At least 113 healthcare workers with Long Covid were fired
At least 113 healthcare workers with Long Covid have been fired. Another 98 employees received notice of dismissal, which means they'll be fired within the foreseeable future, trade union FNV Zorg & Welzijn reports.
The union researched the working situation of 1,000 healthcare workers who got Covid-19 during the first coronavirus wave and still have complaints two years later. Of them, 518 completed the poll. According to FNV Vice-President Kitty JOng, over 40 percent of this group have been or will soon be fired. That feels like a "kick for all those healthcare professionals who were on the front line to keep the Netherlands going," she said.
At the end of February, the Cabinet announced that employers in the healthcare sector could use a subsidy scheme to keep employees with Long Covid in service for at least six months.

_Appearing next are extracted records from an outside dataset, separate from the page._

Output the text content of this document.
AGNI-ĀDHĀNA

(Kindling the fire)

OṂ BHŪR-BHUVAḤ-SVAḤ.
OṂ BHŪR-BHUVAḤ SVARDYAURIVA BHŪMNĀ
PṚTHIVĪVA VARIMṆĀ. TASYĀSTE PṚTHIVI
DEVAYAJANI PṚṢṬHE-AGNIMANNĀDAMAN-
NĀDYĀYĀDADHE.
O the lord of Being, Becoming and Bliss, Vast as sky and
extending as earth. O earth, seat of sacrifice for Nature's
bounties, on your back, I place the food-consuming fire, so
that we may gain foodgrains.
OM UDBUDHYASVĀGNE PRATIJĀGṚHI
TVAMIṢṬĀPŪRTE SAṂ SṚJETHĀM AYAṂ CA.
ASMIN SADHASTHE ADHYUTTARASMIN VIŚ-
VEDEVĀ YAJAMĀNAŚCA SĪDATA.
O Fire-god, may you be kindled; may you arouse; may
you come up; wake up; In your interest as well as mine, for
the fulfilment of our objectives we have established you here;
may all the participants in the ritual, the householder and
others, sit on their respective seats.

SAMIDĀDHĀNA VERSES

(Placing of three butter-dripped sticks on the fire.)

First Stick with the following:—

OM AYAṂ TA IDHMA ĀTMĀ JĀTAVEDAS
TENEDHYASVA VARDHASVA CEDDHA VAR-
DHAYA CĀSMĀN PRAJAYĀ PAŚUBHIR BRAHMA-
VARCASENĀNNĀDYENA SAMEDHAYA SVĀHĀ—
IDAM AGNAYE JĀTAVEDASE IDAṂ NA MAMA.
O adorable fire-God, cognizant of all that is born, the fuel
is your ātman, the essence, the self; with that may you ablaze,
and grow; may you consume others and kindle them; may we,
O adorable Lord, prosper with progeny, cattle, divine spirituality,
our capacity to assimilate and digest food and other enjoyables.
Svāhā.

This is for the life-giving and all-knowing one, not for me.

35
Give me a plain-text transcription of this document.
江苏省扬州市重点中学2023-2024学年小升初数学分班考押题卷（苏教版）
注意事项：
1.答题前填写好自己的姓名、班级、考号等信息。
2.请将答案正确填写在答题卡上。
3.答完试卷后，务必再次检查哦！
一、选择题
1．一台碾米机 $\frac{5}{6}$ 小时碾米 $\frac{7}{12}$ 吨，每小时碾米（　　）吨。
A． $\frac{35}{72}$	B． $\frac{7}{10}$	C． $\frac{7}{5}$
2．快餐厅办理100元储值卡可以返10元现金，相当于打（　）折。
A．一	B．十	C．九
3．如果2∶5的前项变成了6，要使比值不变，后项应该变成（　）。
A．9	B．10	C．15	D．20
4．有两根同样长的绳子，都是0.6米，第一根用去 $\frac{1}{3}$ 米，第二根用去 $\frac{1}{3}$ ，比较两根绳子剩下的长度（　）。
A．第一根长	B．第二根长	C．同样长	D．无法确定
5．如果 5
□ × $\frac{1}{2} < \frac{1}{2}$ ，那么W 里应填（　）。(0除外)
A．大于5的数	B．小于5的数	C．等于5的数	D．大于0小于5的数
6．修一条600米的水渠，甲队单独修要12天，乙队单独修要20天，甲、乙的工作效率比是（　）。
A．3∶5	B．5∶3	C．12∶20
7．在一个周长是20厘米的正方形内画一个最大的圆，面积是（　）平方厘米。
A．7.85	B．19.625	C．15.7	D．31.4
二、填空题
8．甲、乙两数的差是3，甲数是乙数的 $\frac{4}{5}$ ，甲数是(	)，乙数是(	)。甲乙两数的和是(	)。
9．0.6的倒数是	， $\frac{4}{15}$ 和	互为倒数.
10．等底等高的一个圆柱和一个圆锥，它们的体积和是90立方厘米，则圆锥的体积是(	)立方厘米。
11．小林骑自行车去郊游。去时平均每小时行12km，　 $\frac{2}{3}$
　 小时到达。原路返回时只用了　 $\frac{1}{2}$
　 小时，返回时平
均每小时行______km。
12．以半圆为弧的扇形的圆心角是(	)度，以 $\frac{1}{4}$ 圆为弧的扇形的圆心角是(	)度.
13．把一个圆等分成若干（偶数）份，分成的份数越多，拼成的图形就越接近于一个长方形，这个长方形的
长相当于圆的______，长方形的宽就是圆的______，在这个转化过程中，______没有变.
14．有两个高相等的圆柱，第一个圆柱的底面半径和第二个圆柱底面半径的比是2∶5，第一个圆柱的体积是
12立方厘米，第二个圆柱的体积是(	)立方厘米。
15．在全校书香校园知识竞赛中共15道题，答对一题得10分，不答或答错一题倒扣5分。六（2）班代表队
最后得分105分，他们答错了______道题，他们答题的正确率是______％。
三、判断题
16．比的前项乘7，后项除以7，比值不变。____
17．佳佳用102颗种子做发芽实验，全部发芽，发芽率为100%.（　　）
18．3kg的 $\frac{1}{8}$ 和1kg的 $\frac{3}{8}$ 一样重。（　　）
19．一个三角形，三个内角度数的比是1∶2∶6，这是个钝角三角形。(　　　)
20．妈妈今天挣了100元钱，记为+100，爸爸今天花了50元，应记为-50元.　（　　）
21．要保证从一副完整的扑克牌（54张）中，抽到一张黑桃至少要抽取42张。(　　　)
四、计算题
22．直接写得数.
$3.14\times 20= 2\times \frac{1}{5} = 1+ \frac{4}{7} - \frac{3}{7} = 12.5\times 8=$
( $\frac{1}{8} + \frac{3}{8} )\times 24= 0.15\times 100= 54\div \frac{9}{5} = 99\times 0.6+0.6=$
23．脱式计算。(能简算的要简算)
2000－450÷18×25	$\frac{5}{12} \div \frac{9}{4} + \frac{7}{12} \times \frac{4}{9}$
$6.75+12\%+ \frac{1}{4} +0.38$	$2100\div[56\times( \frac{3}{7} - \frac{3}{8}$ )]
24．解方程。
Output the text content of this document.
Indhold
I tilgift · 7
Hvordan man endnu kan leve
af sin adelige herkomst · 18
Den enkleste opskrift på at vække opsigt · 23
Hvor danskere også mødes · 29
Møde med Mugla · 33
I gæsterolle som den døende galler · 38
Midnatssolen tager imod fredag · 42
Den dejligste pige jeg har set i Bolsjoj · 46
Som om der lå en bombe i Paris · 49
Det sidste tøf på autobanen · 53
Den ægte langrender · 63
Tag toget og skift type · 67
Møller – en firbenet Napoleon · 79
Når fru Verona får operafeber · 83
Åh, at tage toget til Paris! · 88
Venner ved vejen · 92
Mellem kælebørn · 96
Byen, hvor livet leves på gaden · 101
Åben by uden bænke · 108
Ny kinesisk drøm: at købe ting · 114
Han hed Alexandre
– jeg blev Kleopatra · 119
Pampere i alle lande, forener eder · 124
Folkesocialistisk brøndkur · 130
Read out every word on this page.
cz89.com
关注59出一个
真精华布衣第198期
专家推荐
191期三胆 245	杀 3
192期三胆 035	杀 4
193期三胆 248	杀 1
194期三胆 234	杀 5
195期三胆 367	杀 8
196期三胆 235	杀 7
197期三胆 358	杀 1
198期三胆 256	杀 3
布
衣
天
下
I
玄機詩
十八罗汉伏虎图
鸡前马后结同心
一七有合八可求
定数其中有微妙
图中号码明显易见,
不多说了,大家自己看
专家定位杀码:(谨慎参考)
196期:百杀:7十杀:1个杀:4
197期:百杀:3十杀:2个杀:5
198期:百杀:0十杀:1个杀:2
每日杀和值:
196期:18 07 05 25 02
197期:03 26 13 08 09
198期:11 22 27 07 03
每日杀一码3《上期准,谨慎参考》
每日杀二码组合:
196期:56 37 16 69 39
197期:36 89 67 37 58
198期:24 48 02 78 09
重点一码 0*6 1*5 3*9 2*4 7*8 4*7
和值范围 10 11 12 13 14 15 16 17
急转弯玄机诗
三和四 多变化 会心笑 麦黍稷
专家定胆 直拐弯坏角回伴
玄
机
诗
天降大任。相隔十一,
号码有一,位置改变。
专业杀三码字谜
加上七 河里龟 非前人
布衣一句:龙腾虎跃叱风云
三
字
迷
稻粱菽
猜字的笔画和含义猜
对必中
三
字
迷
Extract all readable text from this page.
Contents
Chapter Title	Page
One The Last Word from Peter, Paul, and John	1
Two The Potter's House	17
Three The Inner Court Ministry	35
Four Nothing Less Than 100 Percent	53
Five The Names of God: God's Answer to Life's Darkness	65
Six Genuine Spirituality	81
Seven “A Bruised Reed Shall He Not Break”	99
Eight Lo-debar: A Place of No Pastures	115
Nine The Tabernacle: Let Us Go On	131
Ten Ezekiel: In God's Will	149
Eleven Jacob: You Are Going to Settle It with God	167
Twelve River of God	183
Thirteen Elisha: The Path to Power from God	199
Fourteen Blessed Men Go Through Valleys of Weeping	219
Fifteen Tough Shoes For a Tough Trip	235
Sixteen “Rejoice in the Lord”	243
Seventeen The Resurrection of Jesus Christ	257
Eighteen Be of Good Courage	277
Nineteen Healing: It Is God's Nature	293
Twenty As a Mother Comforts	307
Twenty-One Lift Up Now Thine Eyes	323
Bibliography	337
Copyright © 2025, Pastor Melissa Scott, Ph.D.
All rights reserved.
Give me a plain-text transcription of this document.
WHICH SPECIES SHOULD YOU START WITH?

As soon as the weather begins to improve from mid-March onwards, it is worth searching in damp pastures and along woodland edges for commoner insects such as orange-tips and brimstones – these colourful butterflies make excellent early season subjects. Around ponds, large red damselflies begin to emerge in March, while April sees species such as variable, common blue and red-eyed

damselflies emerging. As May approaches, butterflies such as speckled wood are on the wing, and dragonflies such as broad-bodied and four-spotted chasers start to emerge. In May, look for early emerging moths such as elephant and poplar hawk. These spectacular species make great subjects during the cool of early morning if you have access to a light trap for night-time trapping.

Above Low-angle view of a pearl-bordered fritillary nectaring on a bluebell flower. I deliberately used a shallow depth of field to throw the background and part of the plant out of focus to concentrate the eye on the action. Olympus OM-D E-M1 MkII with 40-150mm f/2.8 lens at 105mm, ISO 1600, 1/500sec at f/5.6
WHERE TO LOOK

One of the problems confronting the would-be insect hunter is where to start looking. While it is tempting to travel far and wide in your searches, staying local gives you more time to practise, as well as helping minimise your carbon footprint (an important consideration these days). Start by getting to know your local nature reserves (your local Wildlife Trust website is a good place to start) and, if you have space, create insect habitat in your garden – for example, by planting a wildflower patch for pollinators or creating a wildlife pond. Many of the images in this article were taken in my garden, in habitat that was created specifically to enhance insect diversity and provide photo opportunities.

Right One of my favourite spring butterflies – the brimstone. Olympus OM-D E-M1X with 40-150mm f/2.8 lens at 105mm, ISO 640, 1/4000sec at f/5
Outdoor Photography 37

It concerns people who became ill between March 2020 and December 2020.
According to FNV, this arrangement comes too late. Only ten healthcare workers in the survey said that their employer would use the subsidy. 59 percent said that their employer would not use the scheme because they felt it unlikely that the employee would recover within six months. 29 percent of the surveyed healthcare workers did not even know the scheme existed.
FNV wants Minister Conny Helder for Long Term Care to make a Covid-19 fund available to financially compensate dismissed care providers. "The majority of them were infected in the workplace," said Jong. "The nursing homes were locked, personal protective equipment was virtually unavailable." The union wants the Covid-19 fund to be comparable with current funds for occupational diseases, like funds for people who work with asbestos or who have contracted painting disease.